The Newark mayor has since objected to “being used by the GOP,” but the whirlwind generated by his pointedly candid Sunday comments has inexplicably continued.

Rendell delivered a milder walkback Tuesday night but continued to reiterate his concern with the tone of Obama’s Bain attacks.

“I’m disappointed in virtually every political ad right now cause they’re all negative, they all slam, no one talks about the good things we’ve done in government, and it’s one of the reasons there’s so much voter dissatisfaction, and so many voters that don’t have confidence in the government,” he said on MSNBC’s “Hardball with Chris Matthews.”

“I think [Obama’s] done a good job,” Rendell added. “I’d like to see him emphasize the good things he’s done for the country under difficult circumstances.”

He was joined Wednesday by Rattner, who published a mixed bag Op-Ed in The New York Times describing the Obama campaign’s Bain ads as “narrowly accurate,” but also characterizing Romney’s attempt to link his Bain work to job creation as “foolishly reweaving history.”

The image of bully Obama began to form last week.
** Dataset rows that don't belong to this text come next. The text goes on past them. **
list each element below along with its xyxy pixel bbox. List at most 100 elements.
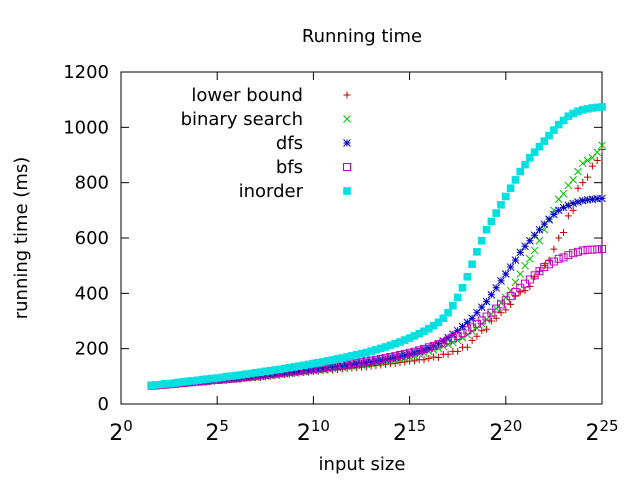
series-inorder <box>147 103 606 390</box>
data-point <box>559 203 568 212</box>
data-point <box>434 340 443 349</box>
legend-item: binary search <box>181 109 351 130</box>
data-point-shape <box>367 347 375 355</box>
data-point-shape <box>396 338 404 346</box>
data-point <box>247 369 255 378</box>
data-point <box>309 359 318 368</box>
data-point <box>502 192 510 201</box>
data-point <box>521 261 529 270</box>
data-point-shape <box>357 359 366 368</box>
y-tick-label: 200 <box>75 339 109 360</box>
data-point <box>473 332 481 340</box>
data-point <box>261 367 270 376</box>
chart-title: Running time <box>302 26 422 47</box>
legend-label: lower bound <box>191 85 303 106</box>
data-point-shape <box>347 359 356 368</box>
data-point-shape <box>309 365 318 374</box>
data-point-shape <box>357 358 366 367</box>
data-point <box>463 272 472 281</box>
data-point <box>516 248 525 257</box>
data-point-shape <box>521 242 529 251</box>
legend-marker-shape <box>343 91 351 99</box>
data-point-shape <box>348 352 356 360</box>
data-point <box>525 275 534 284</box>
data-point <box>583 245 592 254</box>
data-point <box>593 103 601 112</box>
data-point-shape <box>492 304 501 313</box>
data-point-shape <box>299 366 308 375</box>
data-point <box>396 338 404 346</box>
data-point-shape <box>506 263 515 271</box>
data-point <box>564 181 573 190</box>
data-point-shape <box>429 321 438 330</box>
data-point-shape <box>372 357 380 365</box>
data-point <box>473 308 481 317</box>
data-point-shape <box>559 203 568 212</box>
data-point-shape <box>521 160 529 169</box>
data-point <box>463 318 472 327</box>
data-point-shape <box>468 314 476 323</box>
data-point <box>458 322 467 331</box>
data-point <box>376 344 385 353</box>
data-point-shape <box>554 206 563 215</box>
data-point <box>405 348 414 357</box>
data-point <box>564 212 572 220</box>
data-point-shape <box>314 358 323 367</box>
data-point <box>348 360 356 369</box>
data-point-shape <box>280 364 289 373</box>
data-point-shape <box>535 267 543 275</box>
data-point <box>362 348 371 357</box>
data-point <box>545 256 553 264</box>
data-point <box>386 341 395 350</box>
data-point-shape <box>593 103 601 112</box>
data-point <box>444 333 452 342</box>
data-point-shape <box>458 284 467 292</box>
data-point <box>290 368 299 376</box>
data-point-shape <box>574 167 582 176</box>
data-point <box>521 242 529 251</box>
data-point-shape <box>275 365 284 374</box>
data-point <box>521 287 529 295</box>
data-point <box>574 107 582 116</box>
data-point-shape <box>521 261 529 270</box>
data-point <box>372 345 380 354</box>
data-point <box>593 148 602 157</box>
data-point <box>525 236 534 245</box>
data-point <box>598 194 606 203</box>
data-point-shape <box>425 324 433 333</box>
data-point <box>198 375 207 384</box>
data-point-shape <box>343 353 351 361</box>
legend-marker <box>343 163 351 171</box>
data-point <box>540 263 549 272</box>
data-point <box>483 325 491 333</box>
data-point <box>554 206 563 215</box>
data-point-shape <box>338 354 347 362</box>
data-point <box>151 381 160 389</box>
data-point <box>516 288 524 296</box>
data-point-shape <box>367 356 376 365</box>
data-point-shape <box>525 275 534 284</box>
data-point <box>444 340 452 349</box>
data-point-shape <box>290 363 298 371</box>
y-tick-label: 800 <box>75 173 109 194</box>
data-point-shape <box>343 361 351 370</box>
data-point <box>559 253 568 262</box>
data-point <box>362 357 371 366</box>
data-point <box>290 363 298 371</box>
data-point <box>429 341 438 350</box>
data-point <box>535 267 544 276</box>
data-point-shape <box>391 353 400 362</box>
data-point <box>213 374 221 382</box>
data-point <box>487 317 495 325</box>
data-point-shape <box>304 360 313 369</box>
data-point-shape <box>420 345 428 354</box>
data-point-shape <box>535 142 544 151</box>
data-point-shape <box>516 283 525 292</box>
data-point-shape <box>477 236 486 245</box>
data-point <box>453 326 462 335</box>
legend: lower bound binary search dfs bfs inorder <box>181 85 351 202</box>
data-point-shape <box>588 162 596 170</box>
data-point-shape <box>550 245 558 253</box>
data-point-shape <box>213 374 221 382</box>
data-point-shape <box>473 248 481 256</box>
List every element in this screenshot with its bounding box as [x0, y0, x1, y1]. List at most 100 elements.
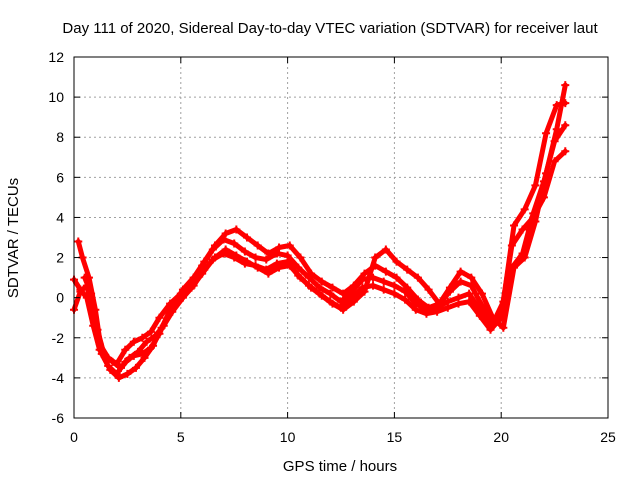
data-point: [155, 313, 164, 322]
data-point: [381, 245, 390, 254]
data-point: [467, 273, 476, 282]
data-point: [121, 345, 130, 354]
data-point: [307, 283, 316, 292]
data-point: [561, 121, 570, 130]
data-point: [510, 263, 519, 272]
plot-frame: [73, 56, 609, 419]
data-point: [443, 303, 452, 312]
data-point: [328, 283, 337, 292]
data-point: [531, 181, 540, 190]
axis-ticks: 0 5 10 15 20 25 -6 -4 -2 0 2 4 6 8 10 12: [48, 49, 616, 445]
chart-title: Day 111 of 2020, Sidereal Day-to-day VTE…: [62, 20, 598, 37]
data-point: [486, 325, 495, 334]
x-axis-label: GPS time / hours: [283, 458, 397, 475]
data-point: [401, 295, 410, 304]
x-tick-label: 5: [177, 429, 185, 445]
data-point: [80, 273, 89, 282]
data-point: [142, 337, 151, 346]
data-point: [116, 363, 125, 372]
data-point: [294, 263, 303, 272]
data-point: [285, 261, 294, 270]
data-point: [221, 229, 230, 238]
series-layer: [70, 81, 570, 382]
series-line-sat-c: [75, 100, 568, 381]
data-point: [76, 285, 85, 294]
data-point: [445, 283, 454, 292]
x-tick-label: 0: [70, 429, 78, 445]
data-point: [520, 205, 529, 214]
data-point: [210, 253, 219, 262]
data-point: [230, 239, 239, 248]
data-point: [296, 273, 305, 282]
data-point: [326, 289, 335, 298]
data-point: [178, 285, 187, 294]
data-point: [232, 251, 241, 260]
data-point: [129, 337, 138, 346]
data-point: [134, 347, 143, 356]
data-point: [349, 281, 358, 290]
data-point: [285, 241, 294, 250]
data-point: [422, 309, 431, 318]
x-tick-label: 20: [493, 429, 509, 445]
data-point: [264, 269, 273, 278]
data-point: [435, 299, 444, 308]
data-point: [200, 257, 209, 266]
data-point: [221, 245, 230, 254]
data-point: [477, 289, 486, 298]
data-point: [349, 297, 358, 306]
data-point: [456, 267, 465, 276]
data-point: [307, 269, 316, 278]
data-point: [518, 225, 527, 234]
y-tick-label: 0: [56, 290, 64, 306]
data-point: [140, 353, 149, 362]
data-point: [125, 353, 134, 362]
data-point: [403, 283, 412, 292]
data-point: [550, 157, 559, 166]
data-point: [262, 255, 271, 264]
data-point: [138, 333, 147, 342]
data-point: [159, 321, 168, 330]
data-point: [251, 253, 260, 262]
data-point: [552, 125, 561, 134]
data-point: [520, 253, 529, 262]
data-point: [510, 221, 519, 230]
data-point: [123, 369, 132, 378]
data-point: [542, 169, 551, 178]
data-point: [465, 289, 474, 298]
data-point: [411, 305, 420, 314]
data-point: [379, 285, 388, 294]
data-point: [240, 247, 249, 256]
y-tick-label: 10: [48, 89, 64, 105]
y-tick-label: -2: [52, 330, 65, 346]
data-point: [413, 295, 422, 304]
data-point: [200, 265, 209, 274]
data-point: [475, 311, 484, 320]
data-point: [413, 273, 422, 282]
data-point: [178, 293, 187, 302]
data-point: [379, 277, 388, 286]
data-point: [531, 217, 540, 226]
data-point: [317, 291, 326, 300]
data-point: [93, 325, 102, 334]
data-point: [146, 327, 155, 336]
data-point: [243, 233, 252, 242]
data-point: [390, 289, 399, 298]
y-tick-label: 4: [56, 209, 64, 225]
data-point: [328, 299, 337, 308]
data-point: [369, 281, 378, 290]
data-point: [499, 323, 508, 332]
data-point: [264, 249, 273, 258]
data-point: [403, 265, 412, 274]
data-point: [371, 253, 380, 262]
data-point: [424, 285, 433, 294]
data-point: [296, 253, 305, 262]
y-tick-label: 8: [56, 129, 64, 145]
y-tick-label: -4: [52, 370, 65, 386]
data-point: [381, 267, 390, 276]
x-tick-label: 15: [387, 429, 403, 445]
data-point: [275, 263, 284, 272]
data-point: [561, 147, 570, 156]
data-point: [210, 241, 219, 250]
data-point: [189, 281, 198, 290]
data-point: [243, 257, 252, 266]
The president’s re-election campaign relentlessly shifted from its initial positive message based on Obama’s record to a negative one demonizing Romney’s self-professed business acumen.

But instead of calling into question Romney’s “calling card” campaign argument — that his Bain experience uniquely qualifies him to tackle the nation’s economic woes — Obama’s wonton attacks may be painting Romney as a sympathetic figure.

It’s far too early in the campaign for any of this to matter to voters, particularly in the battleground states Obama’s re-election effort has targeted for the Bain critique.

But the relentless verve with which the campaign has approached the attack appears to have soured some prominent Democrats.

This early campaign moment is a far cry from what Romney would have expected just a few months ago when other GOP presidential hopefuls were savaging the former Massachusetts governor daily.

Principle among the intra-party attacks was Romney being a proud illegitimate parent of the president’s highly controversial health care plan.

But Republican nomination rivals saved some of their most vicious vitriol for Romney’s work at Bain, berating him as a greedy, job-destroying opportunist. A series of their edited soundbites was released Tuesday by pro-Obama Super PAC Priorities USA.

In the ad, Texas Gov. Rick Perry calls Bain and corporations like it “vulture capitalists” that “pick the carcass clean.”

Also featured in the ad, 2008 GOP vice presidential nominee Sarah Palin said examinations of Romney’s Bain job-creating credentials were “fair (and) not negative campaigning.”

Since April, when Romney essentially sealed the party nomination, most of his GOP critics have been quietly reprimanded — unlike Booker — or simply gone silent. During the GOP nomination race, it was Romney who was answering allegations of campaign bullying.

Now, Romney has been content to be perceived as a well-meaning, successful businessman set upon by a ruthless political sophomore desperate to stay in the White House.

On Wednesday, Romney suddenly sought to shift the debate to primary education and rolled out proposals straight from the conservative playbook — school choice for low-income students and greater local control.

Romney certainly still has an appetite for political attacks, targeting the president for being beholden to teacher unions.

Meanwhile, Obama’s Chicago-based campaign cabal of tone-deaf strategists look determined to stick to a Bain tactic that’s either been poorly executed, or ill-conceived.

For struggling voters desperate for real leadership, these petty political behaviors suggest little more than a cruel campaign summer.